Le mode opératoire de l'exemple 2.1. a été repris avec toutefois l'ajout d'acide sulfurique concentré (98 %) dans les étages de la section (e).
- La liqueur noire comprend 136 g/l de Ti et 115 mg/l de Nb.
- La phase organique utilisée est constituée par du DBBP saturé en eau (94/6 en poids).
- La liqueur noire (11 ) est introduite à l'étage 8 de la section (e) avec un débit de 1000 ml/h. On introduit à contre-courant la phase organique d'extraction simultanée pure (12) à l'étage 1 de la section (e) avec un débit de 4000 ml/h.
- De l'acide sulfurique concentré à 98 % est introduit dans les étages de la section (e) avec un débit global de 170 ml/h.
- On introduit la phase organique d'extraction simultanée contenant le titane et le niobium (14) issue de l'étage 8 de la section (e) à l'étage 1 de la section (11) et à contre-courant d'une phase aqueuse de lavage simultané comprenant une partie de la phase aqueuse de titane purifié (3) introduite à l'étage 6 de cette même section (11) avec un débit de 320 ml/h. La phase aqueuse recueillie au premier étage de cette section (11) est introduite à l'étage 8 de la section (e).
- La phase organique de lavage simultané (16) issue de l'étage 6 de la section (11) est introduite à l'étage 1 de la section de désextraction (d) à contre-courant d'une phase aqueuse comprenant de l'eau (9) introduite à l'étage 12 de cette même section (d) avec un débit de 670 ml/h.
- On recueille à l'étage 1 de la section (d) la phase aqueuse à traiter (1) que l'on introduit à l'étage 15 de la section (s) avec un débit de 900 ml/h ce qui correspond au débit A. On introduit également à contre-courant à l'étage 1 de cette même section (s) du DBBP (2) saturé en eau (94/6) avec un débit de 2250 ml/h, ce qui correspond au débit O. Le rapport O/A est donc de 2,5.

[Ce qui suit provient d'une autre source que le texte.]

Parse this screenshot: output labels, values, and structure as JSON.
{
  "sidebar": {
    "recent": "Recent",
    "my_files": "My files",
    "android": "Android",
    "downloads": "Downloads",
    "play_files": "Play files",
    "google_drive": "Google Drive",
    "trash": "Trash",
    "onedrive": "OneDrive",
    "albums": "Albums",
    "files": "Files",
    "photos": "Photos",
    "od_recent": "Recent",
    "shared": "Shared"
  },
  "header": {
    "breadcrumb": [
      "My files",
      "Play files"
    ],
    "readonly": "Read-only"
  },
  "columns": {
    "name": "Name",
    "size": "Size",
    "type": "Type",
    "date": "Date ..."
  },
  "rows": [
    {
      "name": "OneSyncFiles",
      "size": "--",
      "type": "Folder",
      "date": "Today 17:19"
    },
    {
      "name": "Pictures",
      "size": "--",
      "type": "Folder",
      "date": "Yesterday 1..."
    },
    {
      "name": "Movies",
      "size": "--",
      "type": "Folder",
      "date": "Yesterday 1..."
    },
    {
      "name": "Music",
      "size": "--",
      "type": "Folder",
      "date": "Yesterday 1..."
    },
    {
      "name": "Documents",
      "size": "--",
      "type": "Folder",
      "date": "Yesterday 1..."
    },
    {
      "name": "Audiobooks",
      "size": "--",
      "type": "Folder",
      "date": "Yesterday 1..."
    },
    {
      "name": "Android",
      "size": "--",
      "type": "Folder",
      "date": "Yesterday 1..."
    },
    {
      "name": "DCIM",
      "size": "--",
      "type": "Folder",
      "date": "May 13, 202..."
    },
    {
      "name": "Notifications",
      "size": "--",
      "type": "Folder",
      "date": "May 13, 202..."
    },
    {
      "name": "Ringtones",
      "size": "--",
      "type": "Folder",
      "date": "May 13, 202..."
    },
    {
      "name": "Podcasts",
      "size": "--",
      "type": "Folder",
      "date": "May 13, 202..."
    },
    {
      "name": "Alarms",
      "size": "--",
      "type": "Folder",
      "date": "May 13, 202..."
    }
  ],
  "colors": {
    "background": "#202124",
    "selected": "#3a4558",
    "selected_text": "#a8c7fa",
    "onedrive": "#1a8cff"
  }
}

La concentration à l'équilibre en acide sulfurique C de la phase aqueuse dans les étages de la section (s) est comprise entre 0,7 et 3,5 M.

- On recueille à l'étage 1 de la section (s) la phase aqueuse de titane purifié (3) avec un débit de 900 ml/h. Elle comprend 143 g/l de titane sous forme de TIOSO4, et moins de 35 mg/l de Nb (150 ppm Nb/Ti02) soit moins de 30 % en poids du niobium contenu dans la liqueur noire de départ.
- La phase organique de niobium purifié (6) issue de l'étage 8 de la section (d) est introduite à l'étage 1 de la section (r) à contre-courant d'eau (17) introduite à l'étage 2 de cette même section (r) avec un débit de 600 ml/h. On recueille à l'étage 1 de cette section une phase aqueuse régénérée de niobium (18) contenant plus de 70% en poids du niobium contenu dans la liqueur noire à traiter.
- La phase organique (19) est recyclée dans le circuit d'extraction à l'entrée de la section (e) ou de la section (s).